Okay, so I have to make sure that everything on paper is completed on time. For example, if the work begins at 7 a.m. and ends at 4 p.m., the position is considered to be full-time. Immediately after that, I take an hour’s break before getting back into streaming at about 5pm, or 6pm if I’m feeling lazy. I’ll stream for a couple of hours, eat supper, and then do whatever I want with the rest of the time. I work five days a week and stream four times a week. I want to produce video material on the weekends and publish it for the following week, to the extent that this is feasible for me. I always make a point of getting together with my bandmates in the studio once a week to get some work done, which is typically on the weekends. For this lifestyle to be successful, effective time management and a lot of wide open and awake-y eyes are required. It’s exhausting, but I wouldn’t want to live my life any other way. It’s well worth the effort.
7. Do you think that gaming has an impact on your musicality?
That is definitely true! You may also include Japanese anime on your list! I’ve learnt how to integrate melodies that I’ve heard that would significantly increase the pace of a song. The way I compose music in my mind is very dependent on the emotion I’m trying to evoke in the listener. For example, some pounding music before a boss battle, or if a key character dies in one of the cinematics, are examples of what I’m talking about. Those kinds of emotions are evoked when such occasions occur. These are some of the most valuable things I’ve learnt and incorporated into my musical approach. I always strive to go against the grain with our music and do something no one else has done before, or at least not a lot of people have done before.
8. What are you currently working on in the midst of the pandemic situation?
“A Look Into The Void,” the next studio album from our band Manila Under Fire, is presently in the works. While the majority of this album is about you, it also talks about looking at yourself from a distance and noticing things around you that your normal self would not see. It may be about love, loss, vengeance, triumphs, or tragedies, to name a few topics. We’ve put our hearts and souls into this record, and we can’t wait to see it through to completion. In addition, we are working on another album, titled “Areglo Vol. I,” which will be released concurrently with this one. A collection of cover songs based on music we grew up listening to is the focus of the CD. Song samples from bands such as Incubus, The Used, and Limp Bizkit, but with a distinct MUF flavor added in. I’m jotting down this information right here as a receipt so that everyone will know that we were the ones who did it first. I simply don’t like it when a more well-known band steals our idea.

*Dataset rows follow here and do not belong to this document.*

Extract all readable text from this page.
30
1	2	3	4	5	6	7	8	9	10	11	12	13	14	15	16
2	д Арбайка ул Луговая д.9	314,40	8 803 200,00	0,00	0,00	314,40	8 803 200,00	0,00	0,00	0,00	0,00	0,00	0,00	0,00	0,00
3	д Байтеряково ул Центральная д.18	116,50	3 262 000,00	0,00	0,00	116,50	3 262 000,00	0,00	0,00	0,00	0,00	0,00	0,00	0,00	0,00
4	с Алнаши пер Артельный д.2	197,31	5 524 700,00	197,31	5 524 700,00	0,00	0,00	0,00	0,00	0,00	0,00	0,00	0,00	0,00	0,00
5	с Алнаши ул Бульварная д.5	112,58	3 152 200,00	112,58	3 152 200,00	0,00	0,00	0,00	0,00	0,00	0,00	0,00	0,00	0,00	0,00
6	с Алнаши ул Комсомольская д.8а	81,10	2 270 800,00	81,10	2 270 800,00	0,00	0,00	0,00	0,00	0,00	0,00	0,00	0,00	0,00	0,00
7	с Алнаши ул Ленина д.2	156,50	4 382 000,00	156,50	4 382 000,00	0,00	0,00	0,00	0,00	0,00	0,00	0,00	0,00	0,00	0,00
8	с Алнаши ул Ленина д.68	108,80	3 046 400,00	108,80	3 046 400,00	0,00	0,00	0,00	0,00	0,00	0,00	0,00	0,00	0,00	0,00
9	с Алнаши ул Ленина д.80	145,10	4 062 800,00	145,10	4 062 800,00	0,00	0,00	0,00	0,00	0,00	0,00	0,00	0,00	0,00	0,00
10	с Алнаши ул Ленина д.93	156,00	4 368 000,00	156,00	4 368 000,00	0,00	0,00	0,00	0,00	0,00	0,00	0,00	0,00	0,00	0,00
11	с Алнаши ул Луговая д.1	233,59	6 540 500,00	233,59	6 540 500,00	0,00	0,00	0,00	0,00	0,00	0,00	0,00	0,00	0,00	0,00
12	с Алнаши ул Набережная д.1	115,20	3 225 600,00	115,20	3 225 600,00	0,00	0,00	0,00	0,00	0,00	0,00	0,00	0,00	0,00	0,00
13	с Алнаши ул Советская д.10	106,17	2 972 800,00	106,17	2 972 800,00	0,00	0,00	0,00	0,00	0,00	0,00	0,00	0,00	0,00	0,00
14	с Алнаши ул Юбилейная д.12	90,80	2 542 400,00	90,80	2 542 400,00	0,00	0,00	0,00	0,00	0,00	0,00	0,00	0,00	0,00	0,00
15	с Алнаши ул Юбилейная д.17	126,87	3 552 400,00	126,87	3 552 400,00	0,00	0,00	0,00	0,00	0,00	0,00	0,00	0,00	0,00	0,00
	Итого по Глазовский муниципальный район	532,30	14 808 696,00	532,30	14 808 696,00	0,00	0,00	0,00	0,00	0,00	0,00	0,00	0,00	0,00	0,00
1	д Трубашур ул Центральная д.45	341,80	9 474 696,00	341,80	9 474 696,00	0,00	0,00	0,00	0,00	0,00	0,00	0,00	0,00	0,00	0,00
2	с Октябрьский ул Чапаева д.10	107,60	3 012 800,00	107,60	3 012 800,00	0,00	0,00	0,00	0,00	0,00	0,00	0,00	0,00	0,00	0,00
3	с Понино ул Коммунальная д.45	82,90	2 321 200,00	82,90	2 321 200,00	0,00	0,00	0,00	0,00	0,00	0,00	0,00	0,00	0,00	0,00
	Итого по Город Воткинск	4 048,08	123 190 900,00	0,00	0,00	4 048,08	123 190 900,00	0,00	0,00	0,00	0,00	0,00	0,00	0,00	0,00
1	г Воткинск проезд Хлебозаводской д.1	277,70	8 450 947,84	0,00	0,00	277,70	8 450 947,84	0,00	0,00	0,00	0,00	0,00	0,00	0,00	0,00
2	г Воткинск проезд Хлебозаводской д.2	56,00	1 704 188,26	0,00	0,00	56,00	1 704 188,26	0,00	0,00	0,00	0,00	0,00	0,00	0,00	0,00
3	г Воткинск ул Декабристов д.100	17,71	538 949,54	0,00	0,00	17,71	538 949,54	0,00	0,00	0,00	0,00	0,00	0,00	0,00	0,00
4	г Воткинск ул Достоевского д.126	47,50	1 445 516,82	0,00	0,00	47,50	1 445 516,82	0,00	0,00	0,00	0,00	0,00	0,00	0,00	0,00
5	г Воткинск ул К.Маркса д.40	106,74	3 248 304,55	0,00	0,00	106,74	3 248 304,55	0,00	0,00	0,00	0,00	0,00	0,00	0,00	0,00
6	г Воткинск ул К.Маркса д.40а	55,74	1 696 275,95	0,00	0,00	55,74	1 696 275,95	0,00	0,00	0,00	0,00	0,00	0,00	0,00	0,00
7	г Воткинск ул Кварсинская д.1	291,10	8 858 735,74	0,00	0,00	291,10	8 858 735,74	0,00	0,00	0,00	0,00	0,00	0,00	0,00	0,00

9. What do you have planned for the upcoming months?
With that said, I’m simply keeping to my routine. I mean, every time I do the same thing over and over again, I go one step closer to becoming the greatest I can be. So I’ll simply keep to my existing goals as long as I’m still physically capable of doing so. To be more precise, we have certain initiatives planned with our brand sponsors in conjunction with Manila Under Fire. Everything points to a fantastic digital rock concert in the horizon. We’re not placing any time constraints on the music for the album, as long as we keep returning to the studio and doing some work. I really don’t know. It’s been a wild, exhausting two years that has consumed my whole existence. It’s a good thing we still have our music and a place to hang out. But, yes, I hope everyone else is maintaining their concentration as well. E specially, my fellow artists. Maintain your current level of excellence, my snazzy dudes.
The number of diverse musical talents adapting well to a post-coronavirus society is very encouraging. While international lockdowns have been restrictive, constricting, and even depressing for some, they have allowed musicians to engage in new and innovative projects and interact with their fans.